4 May 2017
As we finish the main part of this year’s classic races, we thought it was a good time to hear from Trek-Segafredo’s head of performance, Josu Larrazabal, and exactly what it takes to compete in one of these epic one day races. Josu and Fabio Felline have allowed Today’s Plan to share one of the unique Trek-Segafredo reports, normally reserved just for the team. Note that Fabio didn’t have heart rate data for this race.
Liège-Bastogne-Liège is one of the five “monuments”, the most prestigious and centenary classic races. It’s known as “La Doyenne” (“The Old Lady”) because being first run in 1892 is the oldest. The other four are the famous Milano-San Remo, Tour of Flanders, Paris-Roubaix and Giro di Lombardia.
As the name says, the race is always from Liège to Bastogne and back, in the middle of the hilly Ardennes region in Belgium. In its 103 editions has have a very similar route with the last decades of modern cycling being a race around 250km with more than 10 steep climbs between 1 and 4 kilometres long making a very selective route fitting well to riders with”punchy” climber profile suitable for those short climbs.
The 103th edition last 23rd of April had 258 km, 10 categorised climbs and the last not categorised climb to the finish in Ans (Liege), with 4,200 accumulated ascent meters. The finish time of Fabio Felline was 6h24’41’’ arriving 16th and only 14’’ behind the winner Alejandro Valverde. The average speed was 40.1 km/h, being a “go & back” route the speed depends a lot on the wind but in any case the average speed in the other Classics is usually over over 38.5 km/h.
A break of 8 riders went early from the start so the early effort in the peloton was shorter than other times, 22’@email@example.com km/h. With the tailwind in the first part the gap went up to 13’ quite quick. Valverde was the main favourite after a very strong start of the season and being the winner in Flèche Vallone few days before so the teams were not collaborating from the beginning with Valverde’s team Movistar in the chase but when Movistar let the gap go up to 13’ Sky and Quick-Step were “forced” to help. This late chase made the race really fast until the very end because the last rider from the early break was caught only 9km to go with last 2h over 280w average just in the wheel in the peloton.
The average power of the race was 242w (5,581 kJ), but this power is not performed in a regular effort like in a flat TT or triathlon but with many efforts over that average which makes this kind of races special and one of the hardest. For example, in the last 90 km of the race are most of the main climbs in a row without time to recover, climbs from 1 to 4 kms ridden between 350-450w depending on the length of the effort.
The riders who are able to save more energy during the whole day and specially in the last sequence of climbs are those who are able to make the difference in the last climb to Ans with a late attack or sprint, in the monuments this is only reserved to the strongest riders in the world. On his 3rd time in Liege, Fabio was 16th at the finish only 14’’ from the winner, hopefully we see him between those strongest of the world in the coming years.
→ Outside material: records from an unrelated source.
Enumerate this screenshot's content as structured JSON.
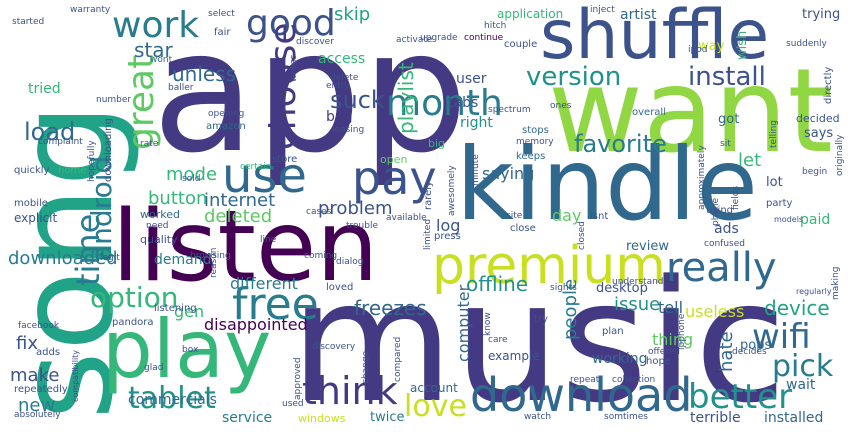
{
  "colors": {
    "background": "#ffffff",
    "dark_purple": "#440154",
    "indigo": "#443983",
    "slate_blue": "#3b528b",
    "steel_blue": "#31688e",
    "teal_blue": "#287c8e",
    "teal": "#21918c",
    "sea_green": "#20a386",
    "green": "#35b779",
    "light_green": "#5ec962",
    "lime": "#90d743",
    "yellow_green": "#c8e020"
  },
  "words": [
    "app",
    "music",
    "song",
    "want",
    "kindle",
    "listen",
    "shuffle",
    "play",
    "premium",
    "download",
    "month",
    "work",
    "good",
    "use",
    "pay",
    "free",
    "think",
    "really",
    "choose",
    "great",
    "wifi",
    "version",
    "install",
    "tablet",
    "love",
    "better",
    "pick",
    "time",
    "option",
    "android",
    "favorite",
    "downloaded",
    "mode",
    "problem",
    "offline",
    "device",
    "internet",
    "suck",
    "load",
    "freezes",
    "issue",
    "skip",
    "star",
    "unless",
    "playlist",
    "button",
    "deleted",
    "let",
    "disappointed",
    "fix",
    "make",
    "new",
    "different",
    "gen",
    "useless",
    "people",
    "computer",
    "tell",
    "thing",
    "hate",
    "saying",
    "day",
    "log",
    "user",
    "tabs",
    "access",
    "bug",
    "right",
    "artist",
    "application",
    "commercials",
    "service",
    "twice",
    "windows",
    "demand",
    "quality",
    "worked",
    "ads",
    "paid",
    "review",
    "working",
    "example",
    "desktop",
    "account",
    "terrible",
    "installed",
    "wait",
    "pops",
    "trying",
    "wish",
    "way",
    "got",
    "says",
    "lot",
    "decided",
    "tried",
    "warranty",
    "started",
    "select",
    "inject",
    "hitch",
    "continue",
    "upgrade",
    "couple",
    "ipod",
    "suddenly",
    "fair",
    "wont",
    "baller",
    "number",
    "opening",
    "amazon",
    "leasing",
    "spectrum",
    "ones",
    "overall",
    "telling",
    "directly",
    "originally",
    "complaint",
    "downloading",
    "hopefully",
    "rate",
    "quickly",
    "home",
    "store",
    "certain",
    "memory",
    "sit",
    "approximately",
    "keeps",
    "big",
    "open",
    "stops",
    "sold",
    "explicit",
    "mobile",
    "cases",
    "trouble",
    "available",
    "rarely",
    "awesomely",
    "minute",
    "isnt",
    "close",
    "closed",
    "site",
    "phone",
    "fields",
    "using",
    "begin",
    "models",
    "party",
    "need",
    "legit",
    "line",
    "coming",
    "dialog",
    "limited",
    "press",
    "sights",
    "understand",
    "confused",
    "making",
    "regularly",
    "facebook",
    "pandora",
    "listening",
    "loved",
    "know",
    "try",
    "plan",
    "ipphone",
    "adds",
    "compatibility",
    "box",
    "reason",
    "discovery",
    "care",
    "offered",
    "decides",
    "glad",
    "approved",
    "change",
    "compared",
    "hope",
    "collection",
    "repeat",
    "repeatedly",
    "absolutely",
    "used",
    "watch",
    "somtimes",
    "entry",
    "activate",
    "delete",
    "discover",
    "writes",
    "browsing",
    "element"
  ]
}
The highest %s of the power curve are the 86 and 88% of the 2’ and 5’ efforts respectively. This shows which kind of race is LBL, a race for the “punchy” climbers specialist in short climbs. This high values are done in the last 2 climbs of the days, the moment for which the riders wait during the whole day. The are no high values in longer efforts (>5’) because the longest climb is only 4km, neither in efforts shorter than 1’ because after 6h30’ of race only few riders are able to do a sprint close to their best values.
The high pace and the hilly route makes the race quite hard even for the riders just “sitting” in the wheel. Whilst in a flat race most of the time would be in the <4w/kg zone, in LBL is remarkable the time ridden over 5w/kg zone (2h13’ in total). Being the longest climb about 4 km (<10’), this accumulated time is reached through many repeated efforts.